超越预训练的对象检测器：图像字幕的跨模式文本和视觉上下文

论文标题

超越预训练的对象检测器：图像字幕的跨模式文本和视觉上下文

Beyond a Pre-Trained Object Detector: Cross-Modal Textual and Visual Context for Image Captioning

论文作者

Kuo, Chia-Wen, Kira, Zsolt

论文摘要

在视觉字幕上取得了重大进展，在很大程度上取决于预先训练的特征和后来的固定对象探测器，这些特征是对自动回归模型的丰富输入。

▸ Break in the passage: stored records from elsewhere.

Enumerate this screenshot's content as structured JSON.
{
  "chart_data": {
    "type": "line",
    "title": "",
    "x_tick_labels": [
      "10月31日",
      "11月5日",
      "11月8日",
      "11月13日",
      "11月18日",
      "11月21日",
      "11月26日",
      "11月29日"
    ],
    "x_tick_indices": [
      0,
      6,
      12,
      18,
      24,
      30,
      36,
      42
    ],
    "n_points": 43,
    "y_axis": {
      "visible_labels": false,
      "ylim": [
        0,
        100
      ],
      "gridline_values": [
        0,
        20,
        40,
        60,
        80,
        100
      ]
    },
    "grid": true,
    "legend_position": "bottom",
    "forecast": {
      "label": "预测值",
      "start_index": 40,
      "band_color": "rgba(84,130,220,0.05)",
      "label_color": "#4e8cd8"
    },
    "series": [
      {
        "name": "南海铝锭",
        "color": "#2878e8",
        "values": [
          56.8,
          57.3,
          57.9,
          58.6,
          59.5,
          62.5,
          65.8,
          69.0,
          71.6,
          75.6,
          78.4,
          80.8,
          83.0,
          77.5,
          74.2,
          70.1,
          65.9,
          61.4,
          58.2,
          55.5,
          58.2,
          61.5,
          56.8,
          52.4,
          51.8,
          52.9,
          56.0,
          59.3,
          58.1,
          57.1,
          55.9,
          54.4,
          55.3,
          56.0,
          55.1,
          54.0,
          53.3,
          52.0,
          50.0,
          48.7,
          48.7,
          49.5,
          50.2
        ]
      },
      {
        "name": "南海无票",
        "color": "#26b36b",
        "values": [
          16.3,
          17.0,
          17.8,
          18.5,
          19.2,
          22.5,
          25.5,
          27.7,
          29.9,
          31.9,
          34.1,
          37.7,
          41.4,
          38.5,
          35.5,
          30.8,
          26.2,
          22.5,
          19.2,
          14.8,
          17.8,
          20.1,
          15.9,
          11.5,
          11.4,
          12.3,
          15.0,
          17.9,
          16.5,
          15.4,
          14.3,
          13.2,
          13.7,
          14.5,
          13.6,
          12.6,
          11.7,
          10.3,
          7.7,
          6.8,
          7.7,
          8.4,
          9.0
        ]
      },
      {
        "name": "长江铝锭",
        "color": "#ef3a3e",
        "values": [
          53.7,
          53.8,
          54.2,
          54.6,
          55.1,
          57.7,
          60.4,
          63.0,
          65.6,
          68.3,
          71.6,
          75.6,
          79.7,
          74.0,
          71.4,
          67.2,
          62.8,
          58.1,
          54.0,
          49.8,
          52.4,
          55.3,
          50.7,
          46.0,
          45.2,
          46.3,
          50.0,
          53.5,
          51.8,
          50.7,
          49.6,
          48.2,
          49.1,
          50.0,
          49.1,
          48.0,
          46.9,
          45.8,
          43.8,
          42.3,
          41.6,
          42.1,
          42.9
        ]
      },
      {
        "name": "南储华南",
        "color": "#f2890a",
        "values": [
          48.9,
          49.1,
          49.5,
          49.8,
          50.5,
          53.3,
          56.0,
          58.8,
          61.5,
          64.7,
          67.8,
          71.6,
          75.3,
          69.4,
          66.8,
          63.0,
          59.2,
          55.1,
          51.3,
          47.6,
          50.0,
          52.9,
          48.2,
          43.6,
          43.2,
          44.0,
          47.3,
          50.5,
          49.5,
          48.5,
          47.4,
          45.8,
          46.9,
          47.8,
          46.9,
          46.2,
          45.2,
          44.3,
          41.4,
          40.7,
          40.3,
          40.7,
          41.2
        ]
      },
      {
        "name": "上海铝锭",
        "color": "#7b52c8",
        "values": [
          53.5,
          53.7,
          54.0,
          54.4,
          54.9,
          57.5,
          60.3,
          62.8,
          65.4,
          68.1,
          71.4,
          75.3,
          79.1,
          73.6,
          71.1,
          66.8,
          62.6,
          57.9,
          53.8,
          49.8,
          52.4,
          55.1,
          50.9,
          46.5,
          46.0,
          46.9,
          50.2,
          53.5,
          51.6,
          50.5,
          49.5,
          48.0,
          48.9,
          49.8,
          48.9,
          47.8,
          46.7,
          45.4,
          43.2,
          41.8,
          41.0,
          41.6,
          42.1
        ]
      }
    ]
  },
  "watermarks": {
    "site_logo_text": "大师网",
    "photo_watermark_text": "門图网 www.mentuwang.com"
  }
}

但是，这种方法的关键限制是模型的输出仅在对象检测器的输出上。这样的输出可以代表所有必要信息的假设是不现实的，尤其是当检测器跨数据集传输时。在这项工作中，我们推理了该假设引起的图形模型，并提议添加辅助输入来表示缺失的信息，例如对象关系。我们特别建议从视觉基因组数据集中挖掘属性和关系，并在其上调节字幕模型。至关重要的是，我们建议（并表明）使用多模式预训练模型（剪辑）来检索这种上下文描述。此外，对象探测器模型被冷冻，没有足够的丰富度来使字幕模型正确地接地。结果，我们建议在图像上同时调节检测器和描述输出，并在定性和定量上显示这可以改善接地。我们验证了图像字幕的方法，对每个组件进行彻底分析以及预训练的多模式模型的重要性，并在苹果酒中表现出明显的改善，苹果酒的 +7.5％，在BLEU-4指标中 +1.3％。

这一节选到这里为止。